London/München - Am frühen Freitagnachmittag erklärte Alchemy die Gespräche mit BMW für gescheitert. Nach Auffassung des britischen Gewerkschaftsführers Tony Woodley wollte keine der beiden Parteien die Abfindungen für die zu entlassenden Rover-Mitarbeiter bezahlen.

BMW und Alchemy sprachen seit Mitte März über Rover, ein Abschluss war ursprünglich noch für diese Woche erwartet worden. Der Rückzug von Alchemy aus den Verhandlungen kam offenbar auch für BMW überraschend. Der Konzern benötigte zwei Stunden, um nach der Alchemy-Mitteilung mit eigenen Informationen an die Öffentlichkeit zu gehen.

In der BMW-Erklärung hieß es dann, Rover würde verkauft oder ganz geschlossen. Diese Entscheidung würde binnen Monatsfrist von der BMW-Führung getroffen.
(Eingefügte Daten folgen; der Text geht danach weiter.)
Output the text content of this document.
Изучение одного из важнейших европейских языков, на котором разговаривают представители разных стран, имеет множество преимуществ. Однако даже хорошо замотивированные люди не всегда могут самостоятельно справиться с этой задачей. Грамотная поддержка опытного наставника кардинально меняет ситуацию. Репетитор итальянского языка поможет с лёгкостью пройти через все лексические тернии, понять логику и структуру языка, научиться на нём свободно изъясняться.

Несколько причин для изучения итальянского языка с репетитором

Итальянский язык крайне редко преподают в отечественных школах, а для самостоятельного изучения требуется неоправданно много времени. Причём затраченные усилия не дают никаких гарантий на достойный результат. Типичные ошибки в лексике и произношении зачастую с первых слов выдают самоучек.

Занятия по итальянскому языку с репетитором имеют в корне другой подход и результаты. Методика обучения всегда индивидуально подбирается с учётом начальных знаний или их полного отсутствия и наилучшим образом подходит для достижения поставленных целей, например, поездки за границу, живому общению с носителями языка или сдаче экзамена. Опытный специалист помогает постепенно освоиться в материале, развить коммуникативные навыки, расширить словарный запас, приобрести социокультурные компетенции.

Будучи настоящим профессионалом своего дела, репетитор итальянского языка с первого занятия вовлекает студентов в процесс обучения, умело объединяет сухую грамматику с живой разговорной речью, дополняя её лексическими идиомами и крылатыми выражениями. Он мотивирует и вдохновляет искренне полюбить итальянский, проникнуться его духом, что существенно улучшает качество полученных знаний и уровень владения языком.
Nach Analystenmeinung mehren sich die Anzeichen für eine Schließung von Rover, da kein überzeugendes Kaufangebot mehr vorliege.

Ein BMW-Sprecher sagte dagegen, sein Konzern werde jetzt die Gespräche mit dem Phoenix-Konsortium intensivieren. Die Investorengruppe um den ehemaligen Rover-Chef John Towers wird von der britischen Regierung und den Gewerkschaften unterstützt. BMW räumt Phoenix und möglichen anderen Bietern jedoch nur eine Frist von einem Monat ein, um ein Angebot vorzulegen.
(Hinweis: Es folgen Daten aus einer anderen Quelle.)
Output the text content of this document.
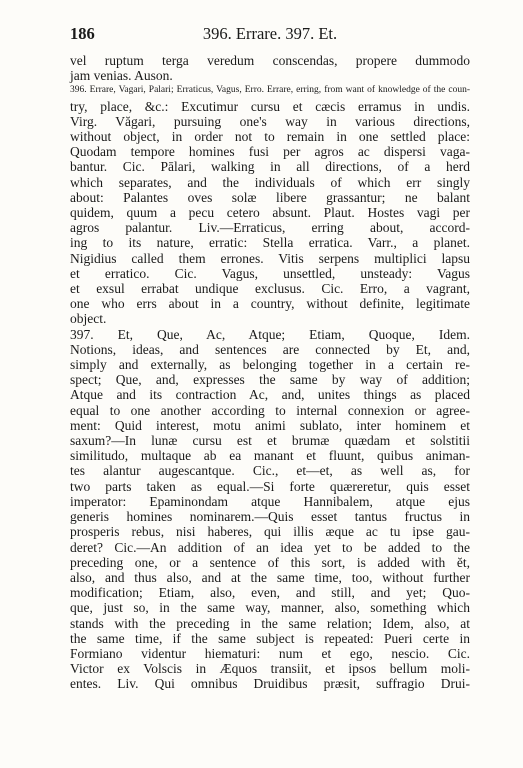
186	396. Errare. 397. Et.
vel ruptum terga veredum conscendas, propere dummodo
jam venias. Auson.
396. Errare, Vagari, Palari; Erraticus, Vagus, Erro. Errare, erring, from want of knowledge of the coun-
try, place, &c.: Excutimur cursu et cæcis erramus in undis.
Virg. Văgari, pursuing one's way in various directions,
without object, in order not to remain in one settled place:
Quodam tempore homines fusi per agros ac dispersi vaga-
bantur. Cic. Pālari, walking in all directions, of a herd
which separates, and the individuals of which err singly
about: Palantes oves solæ libere grassantur; ne balant
quidem, quum a pecu cetero absunt. Plaut. Hostes vagi per
agros palantur. Liv.—Erraticus, erring about, accord-
ing to its nature, erratic: Stella erratica. Varr., a planet.
Nigidius called them errones. Vitis serpens multiplici lapsu
et erratico. Cic. Vagus, unsettled, unsteady: Vagus
et exsul errabat undique exclusus. Cic. Erro, a vagrant,
one who errs about in a country, without definite, legitimate
object.
397. Et, Que, Ac, Atque; Etiam, Quoque, Idem.
Notions, ideas, and sentences are connected by Et, and,
simply and externally, as belonging together in a certain re-
spect; Que, and, expresses the same by way of addition;
Atque and its contraction Ac, and, unites things as placed
equal to one another according to internal connexion or agree-
ment: Quid interest, motu animi sublato, inter hominem et
saxum?—In lunæ cursu est et brumæ quædam et solstitii
similitudo, multaque ab ea manant et fluunt, quibus animan-
tes alantur augescantque. Cic., et—et, as well as, for
two parts taken as equal.—Si forte quæreretur, quis esset
imperator: Epaminondam atque Hannibalem, atque ejus
generis homines nominarem.—Quis esset tantus fructus in
prosperis rebus, nisi haberes, qui illis æque ac tu ipse gau-
deret? Cic.—An addition of an idea yet to be added to the
preceding one, or a sentence of this sort, is added with ĕt,
also, and thus also, and at the same time, too, without further
modification; Etiam, also, even, and still, and yet; Quo-
que, just so, in the same way, manner, also, something which
stands with the preceding in the same relation; Idem, also, at
the same time, if the same subject is repeated: Pueri certe in
Formiano videntur hiematuri: num et ego, nescio. Cic.
Victor ex Volscis in Æquos transiit, et ipsos bellum moli-
entes. Liv. Qui omnibus Druidibus præsit, suffragio Drui-
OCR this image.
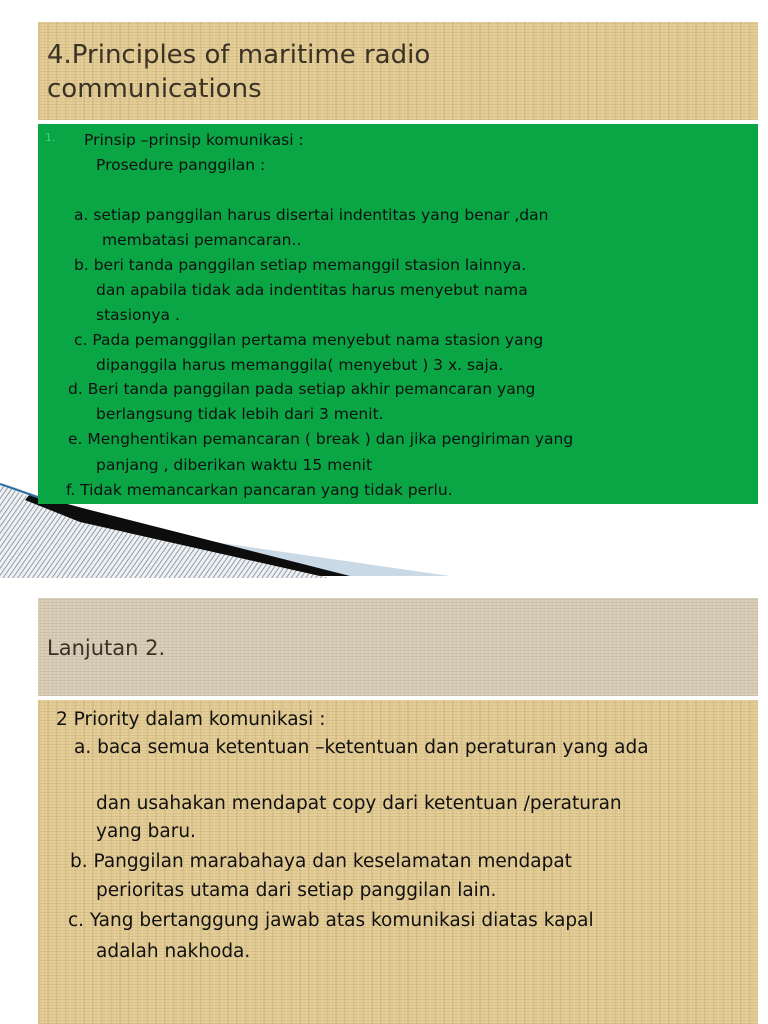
4.Principles of maritime radio
communications
1. Prinsip –prinsip komunikasi :
Prosedure panggilan :
a. setiap panggilan harus disertai indentitas yang benar ,dan
membatasi pemancaran..
b. beri tanda panggilan setiap memanggil stasion lainnya.
dan apabila tidak ada indentitas harus menyebut nama
stasionya .
c. Pada pemanggilan pertama menyebut nama stasion yang
dipanggila harus memanggila( menyebut ) 3 x. saja.
d. Beri tanda panggilan pada setiap akhir pemancaran yang
berlangsung tidak lebih dari 3 menit.
e. Menghentikan pemancaran ( break ) dan jika pengiriman yang
panjang , diberikan waktu 15 menit
f. Tidak memancarkan pancaran yang tidak perlu.
Lanjutan 2.
2 Priority dalam komunikasi :
a. baca semua ketentuan –ketentuan dan peraturan yang ada
dan usahakan mendapat copy dari ketentuan /peraturan
yang baru.
b. Panggilan marabahaya dan keselamatan mendapat
perioritas utama dari setiap panggilan lain.
c. Yang bertanggung jawab atas komunikasi diatas kapal
adalah nakhoda.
In verhandlungsnahen Kreisen in London hieß es, BMW stehe der Phoenix-Offerte immer noch sehr skeptisch gegenüber. Nächste Woche werde sich entscheiden, ob Phoenix ausreichend Kapital beibringen könne. BMW hatte noch am Donnerstag erklärt, das Angebot sei keine Basis für Verhandlungen. Phoenix habe die finanzielle Absicherung des Angebots noch nicht nachgewiesen.

In Rovers größter Fabrik Longbridge bei Birmingham wurde die Nachricht von Alchemys Rückzug mit Jubel aufgenommen. "Ich schwebe im siebten Himmel. Das ist die Nachricht, auf die wir alle gewartet haben, sagte Betriebsrat Ian Robinson, der noch am Tag zuvor in München demonstriert hatte. Er und andere Gewerkschaftssprecher äußerten die Hoffnung, dass BMW jetzt ernsthaft mit Phoenix verhandeln werde. Die Stimmung wurde allerdings von der Nachricht getrübt, BMW könnte Rover möglicherweise ganz schließen.

Eine weitere Möglichkeit, doch noch einen Interessenten für Rover zu finden, kann nach Analystenmeinung die "Dreingabe von BMW-Anteilen" zu der Kröte Rover sein. Damit würden auch wieder Spekulationen über einen Anteilsverkauf durch die Familie Quandt, die sich am Freitag völlig bedeckt hielt, genährt.